Abi leads Jule back into the house.
Sarah: Bye. (as she leaves) You have a wonderful wife by the way.
Simon: Yes. I know. She reminds me continually.
Abi: Don’t you mean continuously?
Simon: Continuously and continually.
Abi: Your genius, sir, lies in your pedantry.
Simon: Well, thank you very much.
Abi: What do you want for dinner.
Simon: I told you already. Pizza. Pizza.
Abi: Jesus, Simon. Why do I always have to be the grown-up? Why do I have to be the one who says salad? Why do I always have to be the one who buys the salad and makes the salad? Why do I have to be the house manager and maid service and nutritionist and you get to be the errant schoolboy? Why? Why?
Simon: Sushi, then.
Abi pauses then laughs.
Abi: That’s pretty funny. Yes to the sushi by the way. (with a cautious glance toward Sarah’s apartment) Do Leo Holland.
Simon: You do it better than me.
Abi: (in thick, bouncy Dutch accent) Hello, my name is Leo Holland. And. Before you make the joke – yes! I am from Holland.
They both crack up.
Abi: I can’t believe he said that. It was too good. Too good.
Simon: Sarah seems as mad as ever.
Abi: I thought she seemed o.k. I told her about Max and the lawn.
Simon: What did she say?
Abi: You know Sarah. She just lets the world kinda wash over her.
Simon: Mad as a balloon.
Abi: You know, Simon, your problem is you think everyone you meet is crazy. When actually, the only thing that all the people you meet have in common is you.
Simon: You’re crazy. (Dutch) Hello! My name is Abi Davies! And before you make the joke- yes! I am officially barking.

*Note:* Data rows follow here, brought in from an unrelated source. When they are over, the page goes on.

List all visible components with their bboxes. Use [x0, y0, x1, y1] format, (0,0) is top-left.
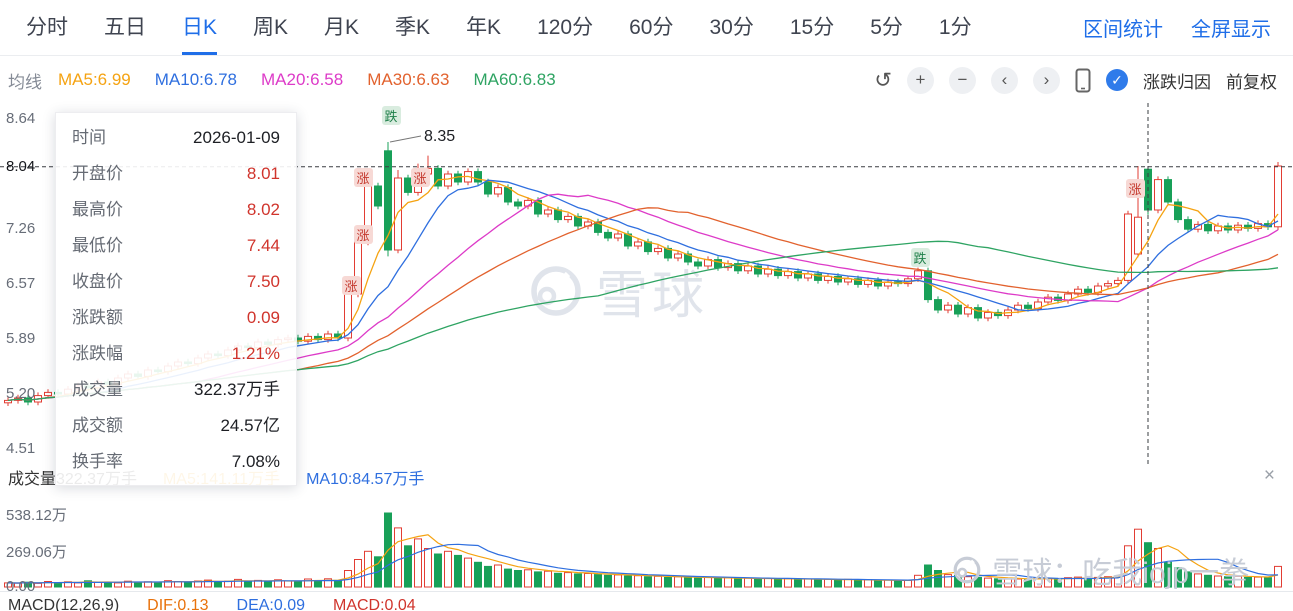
event-badge-zhang[interactable]: 涨	[353, 224, 373, 244]
price-axis-label: 8.04	[6, 157, 36, 175]
attribution-label[interactable]: 涨跌归因	[1143, 72, 1211, 92]
undo-icon[interactable]: ↺	[874, 68, 892, 92]
pan-left-button[interactable]: ‹	[991, 66, 1018, 94]
price-axis-label: 4.51	[6, 440, 36, 458]
tooltip-row: 成交额 24.57亿	[72, 415, 280, 435]
kline-tabs: 分时 五日 日K 周K 月K 季K 年K 120分 60分 30分 15分 5分 1分	[26, 0, 972, 55]
tab-30分[interactable]: 30分	[709, 16, 754, 39]
range-stats-link[interactable]: 区间统计	[1083, 19, 1163, 41]
mobile-icon[interactable]	[1075, 68, 1091, 93]
volume-axis-label: 269.06万	[6, 544, 67, 561]
ma-legend-item: MA5:6.99	[58, 70, 131, 89]
macd-value: DEA:0.09	[236, 597, 305, 611]
volume-chart[interactable]	[0, 490, 1293, 591]
ma-legend-row: 均线 MA5:6.99 MA10:6.78 MA20:6.58 MA30:6.63 MA…	[0, 57, 1293, 103]
chart-toolbar: ↺ + − ‹ › ✓ 涨跌归因 前复权	[874, 66, 1277, 94]
tab-年K[interactable]: 年K	[466, 16, 502, 39]
ma-legend-items: MA5:6.99 MA10:6.78 MA20:6.58 MA30:6.63 MA60:…	[58, 70, 580, 90]
tab-120分[interactable]: 120分	[537, 16, 594, 39]
ma-legend-item: MA30:6.63	[367, 70, 450, 89]
macd-row: MACD(12,26,9) DIF:0.13 DEA:0.09 MACD:0.04	[8, 597, 416, 611]
event-badge-die[interactable]: 跌	[381, 105, 401, 125]
event-badge-die[interactable]: 跌	[910, 247, 930, 267]
volume-ma10-label: MA10:84.57万手	[306, 471, 425, 488]
ma-legend-item: MA60:6.83	[473, 70, 556, 89]
macd-value: DIF:0.13	[147, 597, 209, 611]
ma-legend-item: MA10:6.78	[154, 70, 237, 89]
tab-周K[interactable]: 周K	[253, 16, 289, 39]
tab-季K[interactable]: 季K	[395, 16, 431, 39]
macd-value: MACD:0.04	[333, 597, 416, 611]
event-badge-zhang[interactable]: 涨	[353, 167, 373, 187]
event-badge-zhang[interactable]: 涨	[410, 167, 430, 187]
event-badge-zhang[interactable]: 涨	[341, 275, 361, 295]
tooltip-row: 收盘价 7.50	[72, 271, 280, 291]
tooltip-row: 涨跌幅 1.21%	[72, 343, 280, 363]
tooltip-row: 换手率 7.08%	[72, 451, 280, 471]
close-volume-pane-icon[interactable]: ×	[1263, 465, 1275, 486]
price-axis-label: 8.64	[6, 109, 36, 127]
candle-tooltip: 时间 2026-01-09 开盘价 8.01 最高价 8.02 最低价 7.44 收盘价 7.50…	[55, 112, 297, 486]
tab-1分[interactable]: 1分	[938, 16, 972, 39]
pan-right-button[interactable]: ›	[1033, 66, 1060, 94]
tab-日K[interactable]: 日K	[182, 0, 218, 55]
tabbar-links: 区间统计 全屏显示	[1083, 13, 1271, 42]
price-axis-label: 5.20	[6, 385, 36, 402]
price-axis-label: 6.57	[6, 275, 36, 293]
period-tabbar: 分时 五日 日K 周K 月K 季K 年K 120分 60分 30分 15分 5分 1分 区间统计 全屏显…	[0, 0, 1293, 56]
tooltip-row: 涨跌额 0.09	[72, 307, 280, 327]
fullscreen-link[interactable]: 全屏显示	[1191, 19, 1271, 41]
volume-axis-label: 538.12万	[6, 507, 67, 524]
tab-15分[interactable]: 15分	[789, 16, 835, 39]
macd-values: DIF:0.13 DEA:0.09 MACD:0.04	[147, 597, 416, 611]
tooltip-row: 最高价 8.02	[72, 199, 280, 219]
tab-60分[interactable]: 60分	[629, 16, 674, 39]
tab-分时[interactable]: 分时	[26, 16, 68, 39]
volume-pane[interactable]: 538.12万 269.06万 0.00 雪球：吃我iojp一拳	[0, 490, 1293, 595]
tab-五日[interactable]: 五日	[104, 16, 146, 39]
ma-legend-title: 均线	[8, 72, 42, 92]
macd-label: MACD(12,26,9)	[8, 597, 120, 611]
adjust-mode-label[interactable]: 前复权	[1226, 72, 1277, 92]
price-axis-label: 5.89	[6, 329, 36, 347]
tooltip-row: 最低价 7.44	[72, 235, 280, 255]
tooltip-row: 时间 2026-01-09	[72, 127, 280, 147]
volume-axis-label: 0.00	[6, 578, 36, 595]
zoom-in-button[interactable]: +	[907, 66, 934, 94]
event-badge-zhang[interactable]: 涨	[1125, 178, 1145, 198]
price-axis-label: 7.26	[6, 220, 36, 238]
tab-月K[interactable]: 月K	[324, 16, 360, 39]
high-price-annotation: 8.35	[424, 128, 456, 145]
tab-5分[interactable]: 5分	[870, 16, 903, 39]
tooltip-row: 成交量 322.37万手	[72, 379, 280, 399]
zoom-out-button[interactable]: −	[949, 66, 976, 94]
tooltip-row: 开盘价 8.01	[72, 163, 280, 183]
ma-legend-item: MA20:6.58	[261, 70, 344, 89]
attribution-checkbox[interactable]: ✓	[1106, 69, 1128, 91]
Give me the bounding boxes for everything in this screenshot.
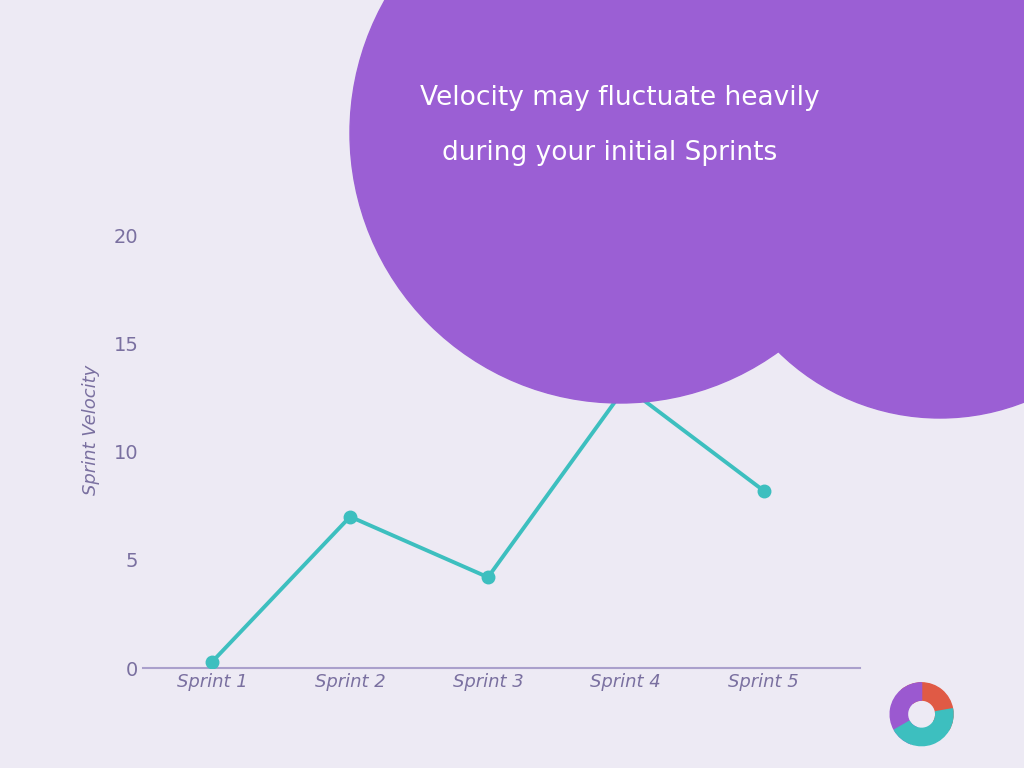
Circle shape (710, 0, 1024, 418)
Text: during your initial Sprints: during your initial Sprints (442, 140, 777, 166)
Wedge shape (890, 683, 922, 743)
Circle shape (350, 0, 890, 403)
Wedge shape (901, 683, 953, 730)
Text: Velocity may fluctuate heavily: Velocity may fluctuate heavily (420, 85, 820, 111)
Wedge shape (894, 709, 953, 746)
Y-axis label: Sprint Velocity: Sprint Velocity (82, 365, 99, 495)
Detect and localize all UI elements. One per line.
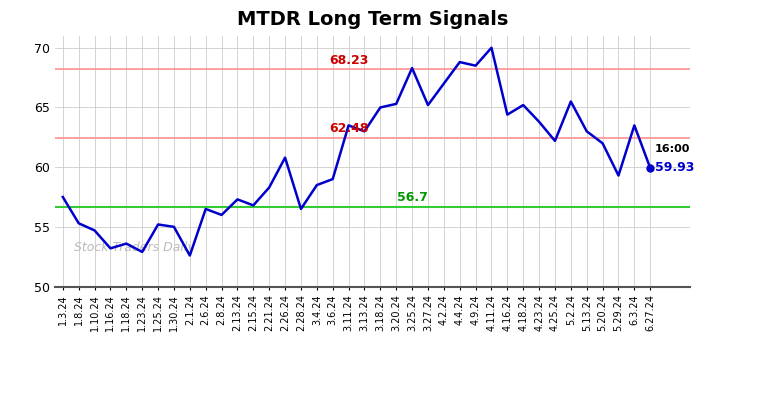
Text: 56.7: 56.7 — [397, 191, 427, 204]
Text: Stock Traders Daily: Stock Traders Daily — [74, 241, 194, 254]
Text: 59.93: 59.93 — [655, 161, 695, 174]
Text: 62.48: 62.48 — [328, 122, 368, 135]
Text: 16:00: 16:00 — [655, 144, 691, 154]
Text: 68.23: 68.23 — [329, 53, 368, 66]
Title: MTDR Long Term Signals: MTDR Long Term Signals — [237, 10, 508, 29]
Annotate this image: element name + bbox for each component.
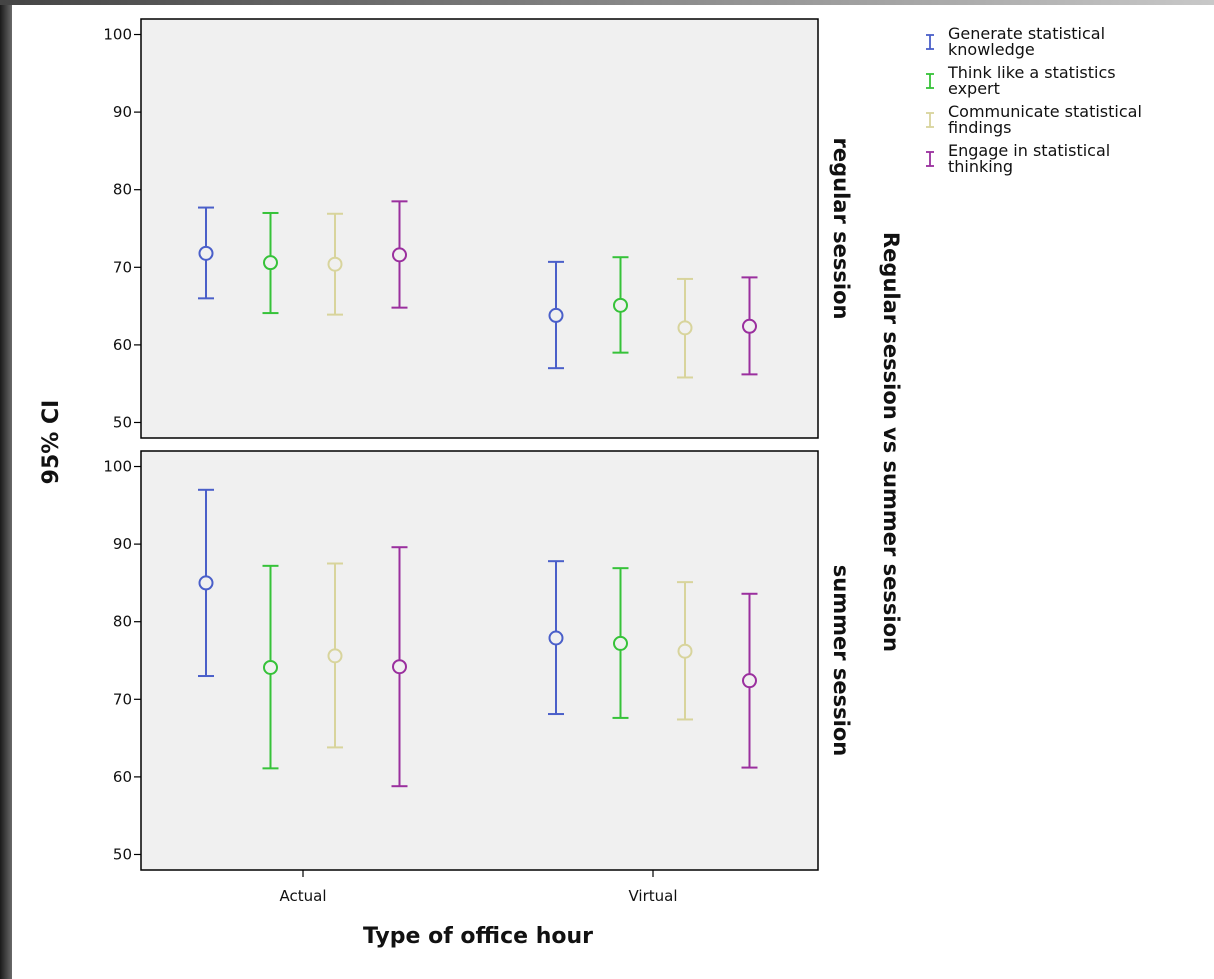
marks-layer [198, 200, 758, 788]
legend-item-3: Communicate statistical findings [926, 102, 1142, 137]
legend-label: Generate statistical knowledge [948, 24, 1105, 59]
error-bar-regular-session-actual-series-1 [198, 206, 214, 300]
legend-label: Communicate statistical findings [948, 102, 1142, 137]
y-tick-label: 50 [113, 845, 132, 863]
y-tick-label: 100 [103, 458, 132, 476]
y-tick-label: 70 [113, 258, 132, 276]
y-tick-label: 60 [113, 336, 132, 354]
panel-2-background [140, 450, 819, 871]
y-tick-label: 90 [113, 535, 132, 553]
legend-item-1: Generate statistical knowledge [926, 24, 1105, 59]
mean-marker [198, 245, 214, 261]
mean-marker [263, 255, 278, 271]
mean-marker [327, 648, 343, 664]
window-edge-top [0, 0, 1214, 5]
error-bar-summer-session-actual-series-1 [198, 488, 214, 678]
mean-marker [548, 630, 564, 646]
error-bar-regular-session-virtual-series-1 [548, 260, 564, 370]
error-bar-regular-session-virtual-series-2 [612, 256, 629, 354]
error-bar-summer-session-virtual-series-4 [741, 592, 758, 769]
y-tick-label: 80 [113, 181, 132, 199]
y-tick-label: 70 [113, 690, 132, 708]
y-tick-label: 60 [113, 768, 132, 786]
error-bar-summer-session-virtual-series-3 [677, 581, 693, 721]
window-edge-left [0, 0, 12, 979]
mean-marker [613, 635, 628, 651]
mean-marker [263, 659, 278, 675]
error-bar-regular-session-virtual-series-3 [677, 277, 693, 379]
row-group-title: Regular session vs summer session [879, 232, 903, 652]
mean-marker [392, 659, 407, 675]
mean-marker [677, 643, 693, 659]
mean-marker [392, 247, 407, 263]
mean-marker [613, 297, 628, 313]
x-tick-label: Actual [280, 887, 327, 905]
mean-marker [198, 575, 214, 591]
error-bar-regular-session-virtual-series-4 [741, 276, 758, 376]
panel-2-label: summer session [829, 565, 853, 756]
panels-layer [134, 18, 819, 877]
x-tick-label: Virtual [628, 887, 677, 905]
mean-marker [742, 318, 757, 334]
y-tick-label: 100 [103, 26, 132, 44]
y-tick-label: 90 [113, 103, 132, 121]
labels-layer: 95% CI Type of office hour Regular sessi… [39, 26, 903, 949]
error-bar-summer-session-virtual-series-2 [612, 567, 629, 719]
error-bar-summer-session-virtual-series-1 [548, 560, 564, 716]
error-bar-summer-session-actual-series-2 [262, 564, 279, 770]
legend-label: Engage in statistical thinking [948, 141, 1110, 176]
y-tick-label: 80 [113, 613, 132, 631]
legend: Generate statistical knowledge Think like … [926, 24, 1142, 176]
y-tick-label: 50 [113, 413, 132, 431]
mean-marker [742, 673, 757, 689]
mean-marker [548, 307, 564, 323]
panel-1-background [140, 18, 819, 439]
legend-label: Think like a statistics expert [947, 63, 1116, 98]
legend-item-4: Engage in statistical thinking [926, 141, 1110, 176]
error-bar-regular-session-actual-series-2 [262, 211, 279, 315]
error-bar-regular-session-actual-series-3 [327, 212, 343, 316]
x-axis-title: Type of office hour [363, 924, 593, 949]
error-bar-summer-session-actual-series-3 [327, 562, 343, 749]
panel-1-label: regular session [829, 138, 853, 320]
y-axis-title: 95% CI [39, 400, 64, 485]
mean-marker [327, 256, 343, 272]
mean-marker [677, 320, 693, 336]
legend-item-2: Think like a statistics expert [926, 63, 1116, 98]
error-bar-summer-session-actual-series-4 [391, 546, 408, 788]
error-bar-regular-session-actual-series-4 [391, 200, 408, 309]
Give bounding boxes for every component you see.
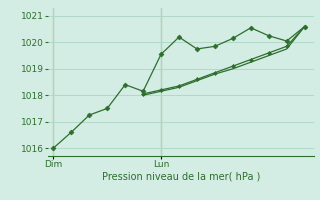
X-axis label: Pression niveau de la mer( hPa ): Pression niveau de la mer( hPa ) (102, 172, 260, 182)
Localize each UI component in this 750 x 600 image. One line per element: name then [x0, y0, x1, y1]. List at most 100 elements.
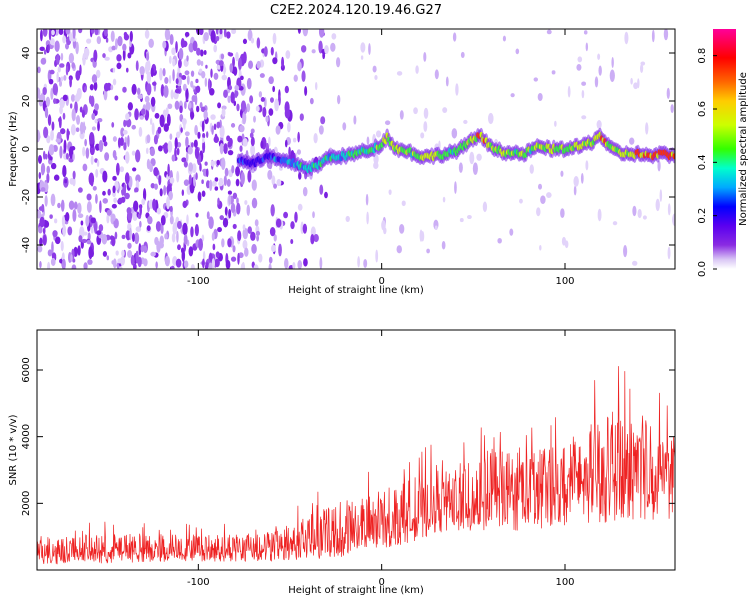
spectrogram-noise-cell: [324, 45, 329, 55]
spectrogram-noise-cell: [93, 81, 98, 91]
spectrogram-noise-cell: [48, 29, 52, 41]
spectrogram-noise-cell: [48, 144, 55, 156]
spectrogram-noise-cell: [166, 113, 171, 127]
spectrogram-noise-cell: [135, 60, 139, 72]
spectrogram-noise-cell: [79, 131, 85, 140]
spectrogram-noise-cell: [131, 150, 136, 156]
spectrogram-noise-cell: [244, 247, 249, 257]
spectrogram-noise-cell: [208, 262, 213, 269]
spectrogram-noise-cell: [583, 30, 588, 35]
spectrogram-noise-cell: [122, 86, 127, 93]
spectrogram-noise-cell: [297, 29, 301, 34]
spectrogram-noise-cell: [442, 196, 446, 203]
spectrogram-noise-cell: [292, 262, 296, 269]
spectrogram-noise-cell: [185, 136, 189, 148]
spectrogram-noise-cell: [284, 101, 290, 114]
spectrogram-noise-cell: [256, 234, 260, 242]
spectrogram-noise-cell: [651, 29, 655, 43]
spectrogram-noise-cell: [62, 35, 67, 44]
spectrogram-noise-cell: [76, 114, 81, 125]
spectrogram-noise-cell: [246, 77, 252, 90]
spectrogram-noise-cell: [322, 52, 326, 60]
spectrogram-noise-cell: [39, 237, 43, 247]
spectrogram-noise-cell: [310, 233, 315, 245]
spectrogram-noise-cell: [104, 152, 110, 161]
spectrogram-noise-cell: [227, 150, 234, 156]
spectrogram-noise-cell: [146, 71, 152, 84]
spectrogram-noise-cell: [529, 164, 534, 174]
spectrogram-noise-cell: [44, 195, 48, 207]
spectrogram-noise-cell: [102, 53, 106, 59]
spectrogram-noise-cell: [655, 198, 660, 212]
spectrogram-noise-cell: [172, 222, 178, 235]
spectrogram-noise-cell: [196, 59, 202, 66]
spectrogram-noise-cell: [41, 163, 46, 175]
spectrogram-noise-cell: [75, 127, 80, 133]
spectrogram-noise-cell: [122, 129, 128, 135]
spectrogram-noise-cell: [175, 258, 182, 268]
spectrogram-noise-cell: [132, 167, 137, 172]
spectrogram-noise-cell: [139, 115, 144, 120]
spectrogram-noise-cell: [96, 159, 100, 168]
spectrogram-noise-cell: [162, 68, 166, 77]
spectrogram-noise-cell: [137, 93, 144, 100]
spectrogram-noise-cell: [167, 140, 173, 153]
spectrogram-y-tick-label: 20: [21, 95, 32, 108]
spectrogram-noise-cell: [57, 66, 61, 73]
spectrogram-noise-cell: [319, 184, 324, 195]
spectrogram-noise-cell: [560, 208, 565, 219]
spectrogram-noise-cell: [368, 43, 371, 56]
spectrogram-noise-cell: [93, 220, 98, 234]
colorbar-label: Normalized spectral amplitude: [738, 72, 749, 226]
spectrogram-noise-cell: [210, 114, 216, 120]
spectrogram-noise-cell: [573, 185, 577, 196]
spectrogram-noise-cell: [134, 187, 139, 193]
snr-frame: [36, 329, 676, 571]
spectrogram-noise-cell: [131, 124, 136, 130]
spectrogram-noise-cell: [246, 204, 251, 216]
spectrogram-noise-cell: [164, 77, 169, 84]
spectrogram-noise-cell: [273, 234, 277, 242]
spectrogram-noise-cell: [42, 86, 47, 96]
spectrogram-noise-cell: [242, 111, 247, 125]
spectrogram-noise-cell: [375, 130, 382, 138]
spectrogram-noise-cell: [68, 146, 74, 159]
spectrogram-noise-cell: [90, 217, 96, 224]
spectrogram-noise-cell: [90, 176, 94, 187]
spectrogram-noise-cell: [38, 172, 42, 180]
spectrogram-noise-cell: [222, 217, 229, 228]
spectrogram-noise-cell: [434, 225, 438, 230]
spectrogram-noise-cell: [577, 56, 583, 63]
spectrogram-noise-cell: [196, 47, 201, 56]
spectrogram-noise-cell: [244, 200, 248, 205]
spectrogram-noise-cell: [171, 154, 176, 162]
spectrogram-noise-cell: [581, 81, 587, 86]
spectrogram-noise-cell: [37, 87, 41, 99]
spectrogram-noise-cell: [612, 221, 618, 226]
spectrogram-noise-cell: [43, 220, 50, 228]
spectrogram-noise-cell: [176, 147, 180, 156]
spectrogram-noise-cell: [62, 112, 66, 120]
spectrogram-noise-cell: [145, 53, 150, 62]
spectrogram-noise-cell: [127, 250, 133, 258]
spectrogram-noise-cell: [156, 207, 162, 215]
spectrogram-noise-cell: [420, 132, 425, 139]
spectrogram-noise-cell: [186, 55, 189, 62]
spectrogram-noise-cell: [202, 132, 206, 139]
spectrogram-noise-cell: [70, 94, 76, 102]
spectrogram-noise-cell: [54, 236, 61, 245]
spectrogram-noise-cell: [337, 94, 341, 105]
spectrogram-noise-cell: [71, 108, 76, 122]
spectrogram-noise-cell: [237, 230, 242, 242]
spectrogram-noise-cell: [124, 151, 130, 164]
spectrogram-noise-cell: [510, 93, 515, 98]
spectrogram-noise-cell: [220, 53, 225, 60]
spectrogram-noise-cell: [138, 243, 142, 256]
spectrogram-noise-cell: [538, 183, 543, 190]
spectrogram-noise-cell: [49, 214, 53, 219]
spectrogram-noise-cell: [211, 180, 217, 187]
spectrogram-noise-cell: [239, 125, 245, 133]
spectrogram-noise-cell: [169, 205, 173, 213]
spectrogram-noise-cell: [88, 131, 95, 145]
spectrogram-noise-cell: [114, 155, 118, 161]
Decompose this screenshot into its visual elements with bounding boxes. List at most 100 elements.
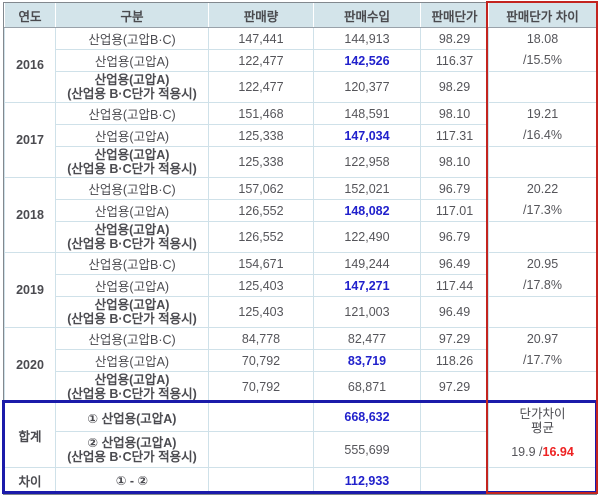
revenue-cell: 152,021 (313, 177, 421, 200)
volume-cell: 154,671 (208, 252, 314, 275)
empty-cell (488, 371, 597, 403)
category-cell: 산업용(고압A) (산업용 B·C단가 적용시) (55, 371, 209, 403)
summary-row-total-2: ② 산업용(고압A) (산업용 B·C단가 적용시) 555,699 (5, 431, 597, 468)
revenue-cell-highlight: 147,271 (313, 274, 421, 297)
empty-cell (420, 467, 489, 494)
summary-row-difference: 차이 ① - ② 112,933 (4, 467, 597, 494)
revenue-cell: 82,477 (313, 327, 421, 350)
price-cell: 98.29 (420, 71, 489, 103)
header-revenue: 판매수입 (313, 3, 421, 28)
category-cell: ② 산업용(고압A) (산업용 B·C단가 적용시) (55, 431, 209, 468)
empty-cell (208, 402, 314, 432)
diff-value: 20.97 (526, 331, 559, 346)
empty-cell (208, 467, 314, 494)
empty-cell (208, 431, 314, 468)
revenue-cell: 68,871 (313, 371, 421, 403)
table-row: 2017 산업용(고압B·C) 151,468 148,591 98.10 19… (4, 102, 597, 178)
revenue-cell: 121,003 (313, 296, 421, 328)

Abi: (Dutch) Hello! My name is Simon Davies! And before you make the joke – no! I am not in contact with my own emotions and needs!
Simon: Oh, shut up.
Abi: I’m sorry.
Simon: Just shut up. You take everything too far.
Abi: I’m really sorry, Simon. I was just being funny.
Simon was kidding. They love each other.
Simon: Well, you’ll have to make it up to me with a blowjob.
Abi: O.K. I guess once every six months isn’t too slutty.
Abi hears some rustling in the bushes, grabs the camera and darts to take a picture. She shows Simon.
Abi: Look. I got a fox.
Simon: Very good.
Abi: Very cunning. Life expectancy of five years.
Simon: That’s what you say about the collagen injections in your lips.
They sit for a moment.
Simon: So, Sarah is going to marry Leo. Remarkable.
Abi: Aren’t you going to say it will never last?
Simon: No. I know what it’s like to fall hopelessly in love.
Abi: Do it again. Please?
Simon: Hello. My name is Leo Holland. And before you make the joke – yes! I am from Holland!
They giggle gently into silence.
Abi: They seem to have a good time together.
Simon: Yes. They do.
Abi: I suppose I should go order the pizza.
She wraps herself into his lap and snuggles.